O seguro-desemprego, que garante o pagamento do benefício durante três meses, é uma garantia de que o orçamento não ficará zerado durante a época de reprodução do camarão, mas está longe de resolver o problema dos pescadores. ''Nesse período é difícil. O pescador não pode parar de pescar durante três meses'', diz o presidente da Colônia de Pescadores de Matinhos, Mário Jorge Hanek.
De acordo com ele, um pescador ganha entre R$ 700 a R$ 1,2 mil por mês em épocas normais, valor que depende de ele ter ou não embarcação própria. Na época do defeso, além dos R$ 350 do seguro-desemprego, eles têm que procurar outras formas de renda. Quem tem embarcação e material, recorre à pesca de peixe de rede, como a pescada branca, salteia e cação, peixes da época. Outros, que não têm material, trabalham em embarcações de terceiros, ganhando o seu ''quinhão'', como chamam.
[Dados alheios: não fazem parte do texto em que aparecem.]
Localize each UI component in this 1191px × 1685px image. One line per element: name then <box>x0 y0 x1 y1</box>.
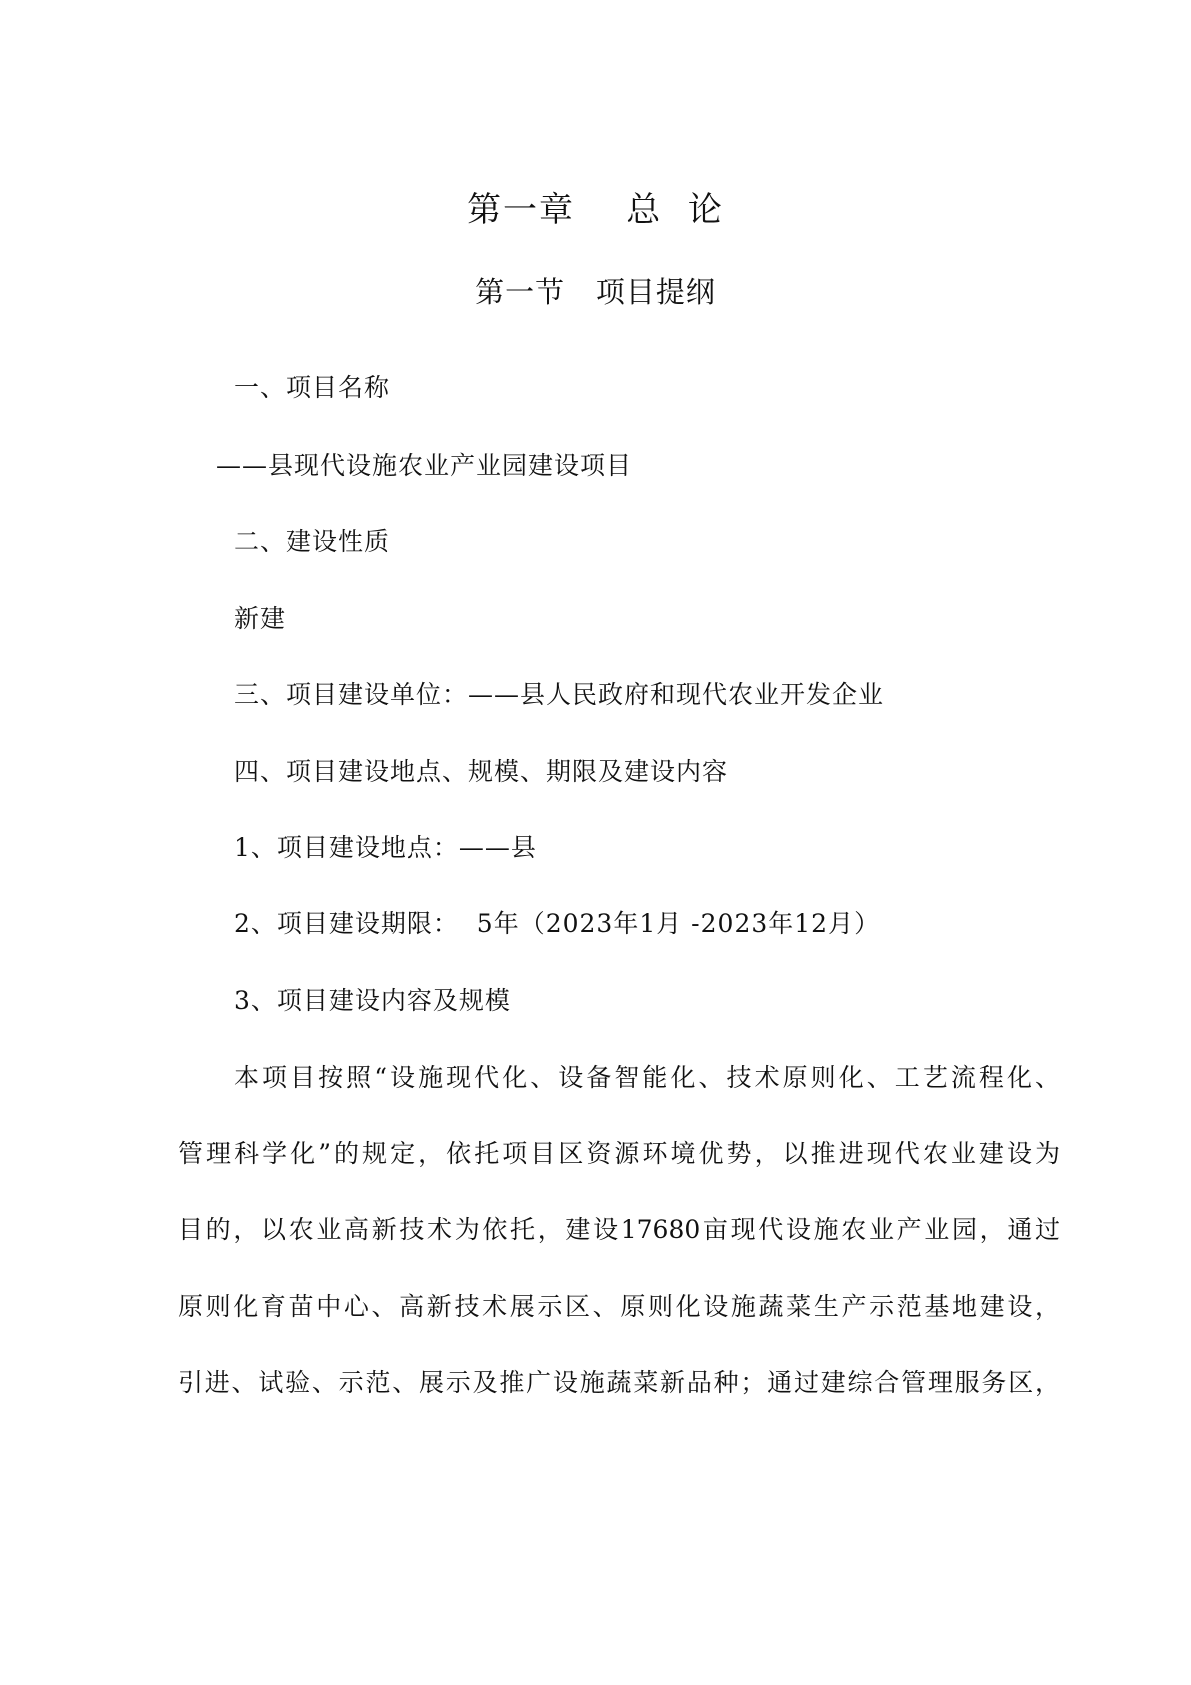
section-title: 第一节 项目提纲 <box>475 275 716 309</box>
heading-construction-nature: 二、建设性质 <box>234 527 391 556</box>
item-content-scale: 3、项目建设内容及规模 <box>234 986 511 1015</box>
project-name-value: ——县现代设施农业产业园建设项目 <box>216 451 633 480</box>
chapter-title: 第一章 总 论 <box>467 190 724 230</box>
item-period: 2、项目建设期限： 5年（2023年1月 -2023年12月） <box>234 909 881 938</box>
paragraph-line: 目的，以农业高新技术为依托，建设17680亩现代设施农业产业园，通过 <box>178 1215 1060 1244</box>
paragraph-line: 原则化育苗中心、高新技术展示区、原则化设施蔬菜生产示范基地建设， <box>178 1292 1060 1321</box>
item-location: 1、项目建设地点：——县 <box>234 833 537 862</box>
heading-project-name: 一、项目名称 <box>234 373 391 402</box>
paragraph-line: 本项目按照“设施现代化、设备智能化、技术原则化、工艺流程化、 <box>234 1063 1060 1092</box>
heading-location-scale: 四、项目建设地点、规模、期限及建设内容 <box>234 757 729 786</box>
construction-nature-value: 新建 <box>234 604 287 633</box>
paragraph-line: 管理科学化”的规定，依托项目区资源环境优势，以推进现代农业建设为 <box>178 1139 1060 1168</box>
paragraph-line: 引进、试验、示范、展示及推广设施蔬菜新品种；通过建综合管理服务区， <box>178 1368 1060 1397</box>
heading-construction-unit: 三、项目建设单位：——县人民政府和现代农业开发企业 <box>234 680 885 709</box>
Segundo Edmir Manoel Ferreira, presidente da Colônia de Pescadores de Paranaguá e diretor da Federação das Colônias de Pescadores do Estado, a situação está mais grave desde 2004, quando um acidente com o navio VicuÀa resultou no derrame de grande quantidade de óleo na baía. Ele acredita que a produção de peixe caiu em 40% desde então. ''E vai demorar pelo menos mais uns três anos até que o ambiente consiga se recuperar'', avalia.
Ele conta que tem dois barcos pequenos, de 12 metros, e com capacidade para 5 toneladas cada. Para colocar uma embarcação no mar ele calcula uma despesa de R$ 2 mil. ''Eu não chego com R$ 1 mil de uma pescaria. A gente não pega 150, 200 quilos de peixe. É melhor parar do que trabalhar assim'', reclama. A maioria dos pescadores, segundo ele, está em péssimas condições. ''Alguns saem para pescar só para o seu sustento'', conta.
Apesar das dificuldades, todo mundo concorda com as restrições à pesca na época de reprodução. ''Não é bom comercialmente, mas é preciso ver o que é bom para a pesca depois'', diz Hanek. A expectativa, agora, está na temporada de verão que inicia. Segundo Ferreira, em novembro normalmente o mar aumenta a produção de peixe. ''Vamos ver o que acontece a partir desse mês'', diz. Hanek, que acredita que o consumo deve no mínimo dobrar no verão, também aposta no aumento da quantidade de peixes. ''A expectativa é que aumente a produção até janeiro, a gente possa vender mais barato e em maior quantidade'', diz Hanek.